The ScxAP and ScxGFP transgenic animals continue to express the two markers at high levels at later stages of development, robustly highlighting the formation of all tendons, ligaments, and other connective tissue attachments between skeletal elements and between the skeletal elements and the muscles. For example, in the cranial region, ScxGFP clearly outlines the head tendons at E18.5 (Fig. 2D) as well as the connective tissue between the unfused embryonic cranial sutures (Fig. 2E). Similarly, the tendinous layer connecting the ribs to the intercostal muscles is easily visualized both in whole embryo specimens (not shown) and in sections at E18.5 (Fig. 2F). In the tail, the ScxGFP reporter displays the transformation of the syndetome as the progenitors start to form tendons (Fig. 2G). The transgene signal persists after birth and continues to highlight both the long tendons in the tail and the ligaments between the tail bones, the annulus fibrosis, in 3-week-old mice (Fig. 2H). All ligaments are easily visualized in ScxGFP embryos, as seen by examination of the anterior and medial cruciate ligaments of the knee shown at E18.5 (Fig. 2I).

The differences between the fluorescent signal of ScxGFP and the color reaction of ScxAP mice affect the choice of transgene to use in specific experiments. ScxAP provides better delineation and detail of expression in young embryos and soft tissues (Fig. 2A,B), while the fluorescence in ScxGFP is better suited for analysis of large tissues, precluding the need to perform any staining procedure, an advantage that is evident when evaluating the integrity of mature tendons. The robustness of the ScxGFP reporter is illustrated in dorsal and ventral views of the ScxGFP transgene in a skinned forelimb of an E18.5 embryo (Fig. 3A,B) where every tendon and ligament is strikingly displayed. The signal from the ScxGFP transgene is very strong, and analysis of these tissues can also be performed in thin sections. At high magnification of histological sections, these tools allow the tendon anatomy to be examined with cellular resolution, for example at the insertion of the patellar tendon (Fig. 3C). Moreover, combining ScxGFP or ScxAP staining with antibody detection allows the relationship between the tendons and neighboring tissues to be examined easily and in exquisite detail. For example, a histological section through the digit of an E15.5 ScxGFP embryo, counterstained with an antibody directed against myosin heavy chain, provides the possibility to follow entire tendons from their origin in the muscle and up to the skeletal insertion (Fig. 3D).

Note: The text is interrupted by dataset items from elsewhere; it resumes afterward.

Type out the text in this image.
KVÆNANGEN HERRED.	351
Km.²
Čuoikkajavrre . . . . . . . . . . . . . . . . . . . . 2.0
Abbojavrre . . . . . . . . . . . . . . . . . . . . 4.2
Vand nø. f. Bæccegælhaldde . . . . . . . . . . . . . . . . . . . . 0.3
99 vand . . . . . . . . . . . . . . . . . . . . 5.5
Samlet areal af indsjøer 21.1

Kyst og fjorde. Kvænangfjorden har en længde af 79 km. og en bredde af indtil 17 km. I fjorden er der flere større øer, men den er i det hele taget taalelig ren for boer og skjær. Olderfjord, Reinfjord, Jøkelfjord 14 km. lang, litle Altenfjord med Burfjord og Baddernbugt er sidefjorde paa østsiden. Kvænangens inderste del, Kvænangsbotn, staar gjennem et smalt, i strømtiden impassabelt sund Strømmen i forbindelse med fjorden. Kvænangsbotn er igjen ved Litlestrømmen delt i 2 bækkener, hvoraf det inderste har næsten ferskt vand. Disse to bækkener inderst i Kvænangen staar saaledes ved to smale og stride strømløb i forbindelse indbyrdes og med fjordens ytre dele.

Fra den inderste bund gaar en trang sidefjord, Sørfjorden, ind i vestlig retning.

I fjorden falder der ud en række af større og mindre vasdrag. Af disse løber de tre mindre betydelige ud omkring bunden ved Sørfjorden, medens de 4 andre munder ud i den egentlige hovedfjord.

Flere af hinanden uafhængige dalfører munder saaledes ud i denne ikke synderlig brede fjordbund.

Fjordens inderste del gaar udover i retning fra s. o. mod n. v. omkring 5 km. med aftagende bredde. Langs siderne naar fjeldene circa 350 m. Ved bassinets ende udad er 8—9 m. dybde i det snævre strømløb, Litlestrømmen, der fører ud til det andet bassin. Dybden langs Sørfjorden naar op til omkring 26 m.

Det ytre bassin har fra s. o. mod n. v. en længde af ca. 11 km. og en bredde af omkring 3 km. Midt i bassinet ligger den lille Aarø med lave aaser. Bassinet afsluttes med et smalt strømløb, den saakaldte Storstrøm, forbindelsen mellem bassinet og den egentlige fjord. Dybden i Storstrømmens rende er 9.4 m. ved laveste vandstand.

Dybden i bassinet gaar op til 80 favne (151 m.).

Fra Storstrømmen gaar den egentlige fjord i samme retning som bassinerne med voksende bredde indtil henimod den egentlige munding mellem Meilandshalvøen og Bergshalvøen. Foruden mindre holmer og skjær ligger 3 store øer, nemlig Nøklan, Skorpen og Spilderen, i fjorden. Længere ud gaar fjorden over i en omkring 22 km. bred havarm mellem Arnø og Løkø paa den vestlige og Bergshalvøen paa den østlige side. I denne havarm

The ability to detect the GFP reporter in adult animals and thick tissues enables the detection of unexpected domains of expression through simple scanning of tissues. Indeed, in addition to the expression previously noted in tendons and ligaments, expression in a host of other tissues was evident in the ScxGFP mice. Each of these nontendon domains is also recapitulated by both the ScxGFP and ScxAP transgenes, and was also subsequently verified by in situ hybridization as an authentic site of endogenous Scx expression (Fig. 4C, and not shown). ScxGFP expression was detected in the epididimis and the Sertoli cells of the testes (Fig. 4A; Muir et al.,2005), the epithelium of the bronchi of the lungs (Fig. 4B,C), the kidneys, adrenal glands and ureter (Fig. 4D,E), and a distinct group of cell within the hair follicle starting 10 days after birth (Fig. 4F).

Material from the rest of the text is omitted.